Figures 2 shows the average curves of the various terms described above according to the number of training iterations, for all the UCI datasets we experiment in this paper. It should be recalled that, in our experiments, we add one instance per iteration in the training set of each model and that this instance is labeled by the other model. To have smoother curves, we compute the terms every 5 iterations. We illustrate the determinacy, the single accuracy and the set accuracy only for the maximality decision rule since we get similar curves with the interval dominance.

A first thing we can notice is that the precise accuracy (whatever the decision rule), compared to the standard accuracy, increases in a steadier and steeper way. This, again, indicates that credal co-training can be more robust than its standard counterpart. The fact that the single-accuracy is high confirms that the set \(S_{H_i \rightarrow H_j}\) will contain informative data and that the data for which the credal models give unique predictions during the co-training process are very reliable. Similarly, the high set accuracy suggest that the indeterminate predictions generally contain the true labels.
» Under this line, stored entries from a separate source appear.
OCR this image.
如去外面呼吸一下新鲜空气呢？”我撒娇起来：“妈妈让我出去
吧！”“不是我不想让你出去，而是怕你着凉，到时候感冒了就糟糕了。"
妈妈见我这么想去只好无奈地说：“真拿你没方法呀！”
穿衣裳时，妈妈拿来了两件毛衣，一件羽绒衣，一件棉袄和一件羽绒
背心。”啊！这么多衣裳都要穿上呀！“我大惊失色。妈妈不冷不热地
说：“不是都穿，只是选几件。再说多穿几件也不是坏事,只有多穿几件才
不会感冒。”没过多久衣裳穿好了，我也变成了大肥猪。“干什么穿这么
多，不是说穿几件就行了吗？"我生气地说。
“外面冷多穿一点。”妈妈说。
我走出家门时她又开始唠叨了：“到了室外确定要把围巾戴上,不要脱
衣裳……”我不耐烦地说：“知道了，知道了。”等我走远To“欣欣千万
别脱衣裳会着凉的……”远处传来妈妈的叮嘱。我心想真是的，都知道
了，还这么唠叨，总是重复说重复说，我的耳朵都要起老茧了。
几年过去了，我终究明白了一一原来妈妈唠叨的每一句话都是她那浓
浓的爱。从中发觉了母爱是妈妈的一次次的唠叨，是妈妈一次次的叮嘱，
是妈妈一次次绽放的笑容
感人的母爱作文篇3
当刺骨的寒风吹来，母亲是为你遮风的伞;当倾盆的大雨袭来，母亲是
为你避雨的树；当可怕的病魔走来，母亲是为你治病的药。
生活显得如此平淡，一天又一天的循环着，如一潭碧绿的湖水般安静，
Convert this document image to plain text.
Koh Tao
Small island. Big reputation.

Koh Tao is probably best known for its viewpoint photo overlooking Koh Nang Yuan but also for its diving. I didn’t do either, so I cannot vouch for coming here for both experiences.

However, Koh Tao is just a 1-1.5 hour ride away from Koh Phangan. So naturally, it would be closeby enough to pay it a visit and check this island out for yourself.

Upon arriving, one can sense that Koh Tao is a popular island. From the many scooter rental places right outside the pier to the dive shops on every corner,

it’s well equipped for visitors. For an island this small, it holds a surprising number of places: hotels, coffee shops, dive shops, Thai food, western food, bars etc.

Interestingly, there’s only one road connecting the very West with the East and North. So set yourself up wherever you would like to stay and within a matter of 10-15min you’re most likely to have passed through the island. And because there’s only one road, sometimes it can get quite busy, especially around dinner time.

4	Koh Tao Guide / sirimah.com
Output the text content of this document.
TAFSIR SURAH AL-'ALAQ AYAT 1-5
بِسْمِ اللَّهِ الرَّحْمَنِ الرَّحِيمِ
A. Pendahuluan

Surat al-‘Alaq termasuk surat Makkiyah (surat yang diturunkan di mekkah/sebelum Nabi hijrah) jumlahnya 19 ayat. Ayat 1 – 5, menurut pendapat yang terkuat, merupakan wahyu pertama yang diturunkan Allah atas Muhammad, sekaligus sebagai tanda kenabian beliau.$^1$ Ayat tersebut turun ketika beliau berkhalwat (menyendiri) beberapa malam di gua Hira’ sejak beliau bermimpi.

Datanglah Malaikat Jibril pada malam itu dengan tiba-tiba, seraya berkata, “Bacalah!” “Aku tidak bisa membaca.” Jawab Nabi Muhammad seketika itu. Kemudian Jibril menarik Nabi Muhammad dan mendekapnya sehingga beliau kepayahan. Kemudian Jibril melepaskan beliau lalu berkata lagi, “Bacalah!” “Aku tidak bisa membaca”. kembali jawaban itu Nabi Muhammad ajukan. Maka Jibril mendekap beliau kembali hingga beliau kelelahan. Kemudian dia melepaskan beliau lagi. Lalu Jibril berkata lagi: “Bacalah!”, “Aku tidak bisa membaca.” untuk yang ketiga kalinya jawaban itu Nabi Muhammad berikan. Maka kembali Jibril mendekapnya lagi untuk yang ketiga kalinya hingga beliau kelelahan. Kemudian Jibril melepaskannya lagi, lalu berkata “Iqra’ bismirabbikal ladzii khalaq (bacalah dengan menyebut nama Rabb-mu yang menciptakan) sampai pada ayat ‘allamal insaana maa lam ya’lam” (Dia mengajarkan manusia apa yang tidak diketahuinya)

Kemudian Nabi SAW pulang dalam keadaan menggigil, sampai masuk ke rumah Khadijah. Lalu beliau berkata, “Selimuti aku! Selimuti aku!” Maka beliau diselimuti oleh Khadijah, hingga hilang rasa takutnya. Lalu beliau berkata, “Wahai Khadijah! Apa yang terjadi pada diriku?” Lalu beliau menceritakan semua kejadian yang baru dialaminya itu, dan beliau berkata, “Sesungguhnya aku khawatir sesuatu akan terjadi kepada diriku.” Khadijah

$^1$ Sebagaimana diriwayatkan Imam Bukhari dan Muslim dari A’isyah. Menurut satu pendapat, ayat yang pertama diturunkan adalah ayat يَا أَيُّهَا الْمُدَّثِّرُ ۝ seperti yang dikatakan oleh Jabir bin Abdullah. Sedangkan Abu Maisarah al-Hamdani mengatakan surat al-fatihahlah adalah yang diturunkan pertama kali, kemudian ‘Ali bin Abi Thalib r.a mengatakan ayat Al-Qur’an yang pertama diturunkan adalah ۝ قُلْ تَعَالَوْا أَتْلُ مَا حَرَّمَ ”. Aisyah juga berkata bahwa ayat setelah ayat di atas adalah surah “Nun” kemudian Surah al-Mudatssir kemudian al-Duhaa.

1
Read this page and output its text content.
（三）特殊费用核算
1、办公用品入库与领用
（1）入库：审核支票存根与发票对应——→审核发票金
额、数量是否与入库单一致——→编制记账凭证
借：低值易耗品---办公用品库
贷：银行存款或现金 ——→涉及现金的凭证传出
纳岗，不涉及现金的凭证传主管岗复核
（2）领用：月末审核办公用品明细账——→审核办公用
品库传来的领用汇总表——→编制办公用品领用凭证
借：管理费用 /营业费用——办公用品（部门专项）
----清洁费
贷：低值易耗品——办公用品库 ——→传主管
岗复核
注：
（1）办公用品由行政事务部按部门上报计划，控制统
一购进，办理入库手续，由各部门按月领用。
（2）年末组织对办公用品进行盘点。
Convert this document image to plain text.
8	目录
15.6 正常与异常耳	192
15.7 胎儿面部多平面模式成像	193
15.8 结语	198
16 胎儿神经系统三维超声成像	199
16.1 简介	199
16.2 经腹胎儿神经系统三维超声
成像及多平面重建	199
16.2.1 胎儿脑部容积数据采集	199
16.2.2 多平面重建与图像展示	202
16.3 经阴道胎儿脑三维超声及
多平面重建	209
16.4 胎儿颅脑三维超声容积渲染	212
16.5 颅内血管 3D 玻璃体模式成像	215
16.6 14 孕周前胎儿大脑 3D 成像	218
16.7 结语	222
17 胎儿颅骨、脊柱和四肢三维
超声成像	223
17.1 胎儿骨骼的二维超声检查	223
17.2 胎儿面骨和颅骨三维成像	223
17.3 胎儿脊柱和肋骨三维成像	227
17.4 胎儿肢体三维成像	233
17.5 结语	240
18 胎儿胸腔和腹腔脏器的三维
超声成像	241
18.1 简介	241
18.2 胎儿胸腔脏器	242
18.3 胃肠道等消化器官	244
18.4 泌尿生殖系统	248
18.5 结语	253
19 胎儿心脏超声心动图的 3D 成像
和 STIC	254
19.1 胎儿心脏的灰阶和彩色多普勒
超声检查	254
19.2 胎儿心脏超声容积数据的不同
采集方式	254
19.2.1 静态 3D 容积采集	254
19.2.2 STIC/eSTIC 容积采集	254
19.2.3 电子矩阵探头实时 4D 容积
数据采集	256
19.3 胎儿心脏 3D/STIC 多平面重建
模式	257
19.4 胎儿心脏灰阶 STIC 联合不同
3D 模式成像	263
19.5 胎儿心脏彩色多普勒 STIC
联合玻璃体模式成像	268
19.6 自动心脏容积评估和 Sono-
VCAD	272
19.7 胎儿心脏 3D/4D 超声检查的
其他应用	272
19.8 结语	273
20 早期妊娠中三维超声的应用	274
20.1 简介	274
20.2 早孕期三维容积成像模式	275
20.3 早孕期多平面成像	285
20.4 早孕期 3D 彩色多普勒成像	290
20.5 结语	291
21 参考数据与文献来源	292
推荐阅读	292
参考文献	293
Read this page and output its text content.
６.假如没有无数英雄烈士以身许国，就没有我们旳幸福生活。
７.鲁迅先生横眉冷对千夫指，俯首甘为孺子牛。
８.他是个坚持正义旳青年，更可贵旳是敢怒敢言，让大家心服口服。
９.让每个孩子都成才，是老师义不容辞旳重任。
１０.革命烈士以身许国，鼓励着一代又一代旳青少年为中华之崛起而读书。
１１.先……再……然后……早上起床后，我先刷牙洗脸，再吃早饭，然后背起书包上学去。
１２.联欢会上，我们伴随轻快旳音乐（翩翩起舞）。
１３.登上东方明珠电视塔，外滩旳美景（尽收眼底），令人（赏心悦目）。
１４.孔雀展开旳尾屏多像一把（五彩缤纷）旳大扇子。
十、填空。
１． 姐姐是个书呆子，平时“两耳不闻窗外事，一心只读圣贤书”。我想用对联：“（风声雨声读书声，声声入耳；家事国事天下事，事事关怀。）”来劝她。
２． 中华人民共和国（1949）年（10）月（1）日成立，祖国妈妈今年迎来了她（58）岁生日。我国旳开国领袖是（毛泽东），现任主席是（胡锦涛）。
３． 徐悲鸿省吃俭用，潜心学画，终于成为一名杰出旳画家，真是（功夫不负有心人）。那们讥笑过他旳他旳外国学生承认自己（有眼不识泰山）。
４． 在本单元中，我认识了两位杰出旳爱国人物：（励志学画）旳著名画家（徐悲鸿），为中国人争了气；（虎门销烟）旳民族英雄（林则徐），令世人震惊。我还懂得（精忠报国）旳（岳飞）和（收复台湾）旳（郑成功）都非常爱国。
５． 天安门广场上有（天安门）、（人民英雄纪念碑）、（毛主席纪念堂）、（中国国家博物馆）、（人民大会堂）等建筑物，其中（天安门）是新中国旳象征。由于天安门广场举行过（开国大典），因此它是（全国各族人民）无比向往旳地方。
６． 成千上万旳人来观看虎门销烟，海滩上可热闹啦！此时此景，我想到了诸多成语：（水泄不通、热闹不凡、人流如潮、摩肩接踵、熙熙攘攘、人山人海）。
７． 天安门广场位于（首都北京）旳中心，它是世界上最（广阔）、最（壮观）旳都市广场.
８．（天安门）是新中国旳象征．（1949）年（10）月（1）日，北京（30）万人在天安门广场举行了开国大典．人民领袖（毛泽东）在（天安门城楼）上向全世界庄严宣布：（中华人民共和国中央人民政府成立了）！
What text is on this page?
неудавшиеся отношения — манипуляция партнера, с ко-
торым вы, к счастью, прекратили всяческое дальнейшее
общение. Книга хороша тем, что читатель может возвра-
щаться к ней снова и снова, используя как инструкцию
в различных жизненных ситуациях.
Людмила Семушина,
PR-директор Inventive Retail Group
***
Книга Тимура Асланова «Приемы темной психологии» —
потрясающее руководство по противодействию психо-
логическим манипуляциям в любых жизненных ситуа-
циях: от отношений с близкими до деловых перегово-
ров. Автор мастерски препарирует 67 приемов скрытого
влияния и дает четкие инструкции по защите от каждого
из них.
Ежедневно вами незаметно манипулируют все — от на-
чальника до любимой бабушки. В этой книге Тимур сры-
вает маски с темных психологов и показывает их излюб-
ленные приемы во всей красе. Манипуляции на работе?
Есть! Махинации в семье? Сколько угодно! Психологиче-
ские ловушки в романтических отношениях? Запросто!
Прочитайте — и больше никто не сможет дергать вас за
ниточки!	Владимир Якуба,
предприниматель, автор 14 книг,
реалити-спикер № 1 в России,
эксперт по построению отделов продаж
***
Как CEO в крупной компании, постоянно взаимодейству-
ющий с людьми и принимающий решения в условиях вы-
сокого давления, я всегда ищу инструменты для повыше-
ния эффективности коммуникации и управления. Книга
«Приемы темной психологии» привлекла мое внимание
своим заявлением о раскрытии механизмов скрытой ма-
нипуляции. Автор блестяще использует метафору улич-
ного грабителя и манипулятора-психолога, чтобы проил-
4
In addition, the increase of determinacy shows that each classifier becomes more confident as labelled data accumulates, yet it remains cautious on some instances. The fact that the determinacy tends to stabilize after a while suggests that the proposed approach is mainly interesting when starting the process, that is when the information is minimal. This confirms our intuition that one of the main interest of the credal approach is to avoid possible prior bias.

6 Conclusion

In this paper, we propose an extension of the standard co-training process to credal models. Combining the co-training process with the imprecise probability framework enables to define new strategies for selecting informative instances in a pool of unlabeled data. The idea of these strategies is to use the ability of credal models to produce unique predictions only when having enough information, and set-valued predictions when being too uncertain.

We experiment on several UCI datasets the various selection strategies we propose and we compare the credal co-training with the standard co-training process and the supervised framework. Experiments confirm that the co-training with credal models is generally more efficient and more reliable than the standard co-training framework and the supervised case.